Where am I going with this? Oh yes! Your team needs you!
There seems to be a never ending stream of emails, phone calls and knocks on your door. I don’t know about you but whenever I would finally make it back to my desk from meeting number 256 of the day, I just wanted the ability to sit down and concentrate on the deliverables I now had from those darn meetings. But there was inevitably a knock at the door. Someone on my team needed me. To review something, write something, sign something or talk to them about something. And I believe in paying attention to my team so I tended to stop what I am doing and (oh no!) attend to them. Sound familiar? What’s a manager – who also has to produce – to do?
I discovered a few strategies that, when I am in my right mind, work for me.
Now before you gasp and in case your mind immediately flashes to your grad school professor, think about. What if your team knew there were certain hours every week JUST for them? What if they trusted that they could get their own work done because there are a certain number of hours you commit to spending with them on their needs? It might be a leap of faith (and believe me I was scared to introduce it and MORE afraid to maintain it) but it works! If you’ve heard the expression you have to teach people how to treat you then you will understand why I am such an advocate for office hours. Still not a believer? Then head on over to Bill Taylors’ post on hbr.com for more information.
Do Not Disturb
Now THIS has been a game changer. Rather than having folks interrupt because your door is open and you want to help but you end up feeling stressed, unaccomplished and (slightly) resentful, just put a sign up with the amount of time you need for yourself. 95% of the time, folks will come back later and what they wanted could wait. Doing this means you don’t come across as rushed, impatient and bothered and you don’t feel imposed on (and guilty for the feeling of imposition) after the interruption. Need 30 minutes? An hour? Put a “do not disturb” sign up and then get to work!

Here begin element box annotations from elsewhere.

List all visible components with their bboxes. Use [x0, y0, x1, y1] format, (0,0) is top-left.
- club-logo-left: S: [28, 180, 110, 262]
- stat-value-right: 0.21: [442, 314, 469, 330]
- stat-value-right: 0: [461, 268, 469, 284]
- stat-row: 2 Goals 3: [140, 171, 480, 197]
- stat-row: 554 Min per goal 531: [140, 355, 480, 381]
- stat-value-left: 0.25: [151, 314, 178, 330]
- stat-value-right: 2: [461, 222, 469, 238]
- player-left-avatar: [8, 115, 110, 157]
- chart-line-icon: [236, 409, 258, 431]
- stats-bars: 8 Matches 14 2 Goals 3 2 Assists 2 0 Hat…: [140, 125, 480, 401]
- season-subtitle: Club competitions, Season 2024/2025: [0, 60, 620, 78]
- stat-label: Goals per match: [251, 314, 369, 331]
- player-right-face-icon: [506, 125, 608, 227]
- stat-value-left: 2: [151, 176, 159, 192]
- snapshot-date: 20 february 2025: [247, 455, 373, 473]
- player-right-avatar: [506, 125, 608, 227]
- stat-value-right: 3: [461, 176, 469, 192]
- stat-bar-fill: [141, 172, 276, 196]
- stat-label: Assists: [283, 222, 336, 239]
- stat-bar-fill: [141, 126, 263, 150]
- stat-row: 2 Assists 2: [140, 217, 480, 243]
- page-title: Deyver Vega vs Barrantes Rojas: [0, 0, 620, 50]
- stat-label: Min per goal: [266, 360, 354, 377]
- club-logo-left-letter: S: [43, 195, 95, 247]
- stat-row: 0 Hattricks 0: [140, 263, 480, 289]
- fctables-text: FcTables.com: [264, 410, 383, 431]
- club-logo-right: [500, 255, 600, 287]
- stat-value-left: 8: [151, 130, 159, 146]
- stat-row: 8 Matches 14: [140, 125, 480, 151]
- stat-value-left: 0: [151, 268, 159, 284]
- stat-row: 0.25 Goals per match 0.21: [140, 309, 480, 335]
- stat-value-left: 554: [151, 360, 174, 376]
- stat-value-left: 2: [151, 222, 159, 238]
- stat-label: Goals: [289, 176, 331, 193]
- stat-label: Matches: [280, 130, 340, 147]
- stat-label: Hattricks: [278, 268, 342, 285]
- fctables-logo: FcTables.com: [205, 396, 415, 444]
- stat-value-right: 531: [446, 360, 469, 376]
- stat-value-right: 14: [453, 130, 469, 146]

Find Your Sweet Spot and Work It
I work best between 4:30 am and 8:30 am. During that time I pack in a lot (starting with exercise and ending with drop-off most days). By the time I drop my bag on my desk, I have already been awake and bustling about for 4 hours. Whew! I need a break! BUT since realizing this (and accepting it) I decided to find another sweet spot in my working day. At least 2 times a week I block that time and do something creative. That’s when I go for a walk with Evernote open on my phone and dictate new ideas. That’s the time I use to find inspiration for a project I am working on – whether its reading articles, a blurb from a book, Pinterest (yes you CAN use it to inspire your work) or even tackle something hard. Admittedly, it works best when you combine it with the “do not disturb” strategy. On my calendar it says “DO NOT SCHEDULE ANY MEETINGS” or “KISHSHANA PROJECT TIME”. Most of the time, no one will mess with it.
So what’s the bottom line? In order to be your best self for others, you have to make time for you. And I get it; doing that at work is tough. But jump in there. Take a risk. Try something new. Trust me. Your team will thank you for it.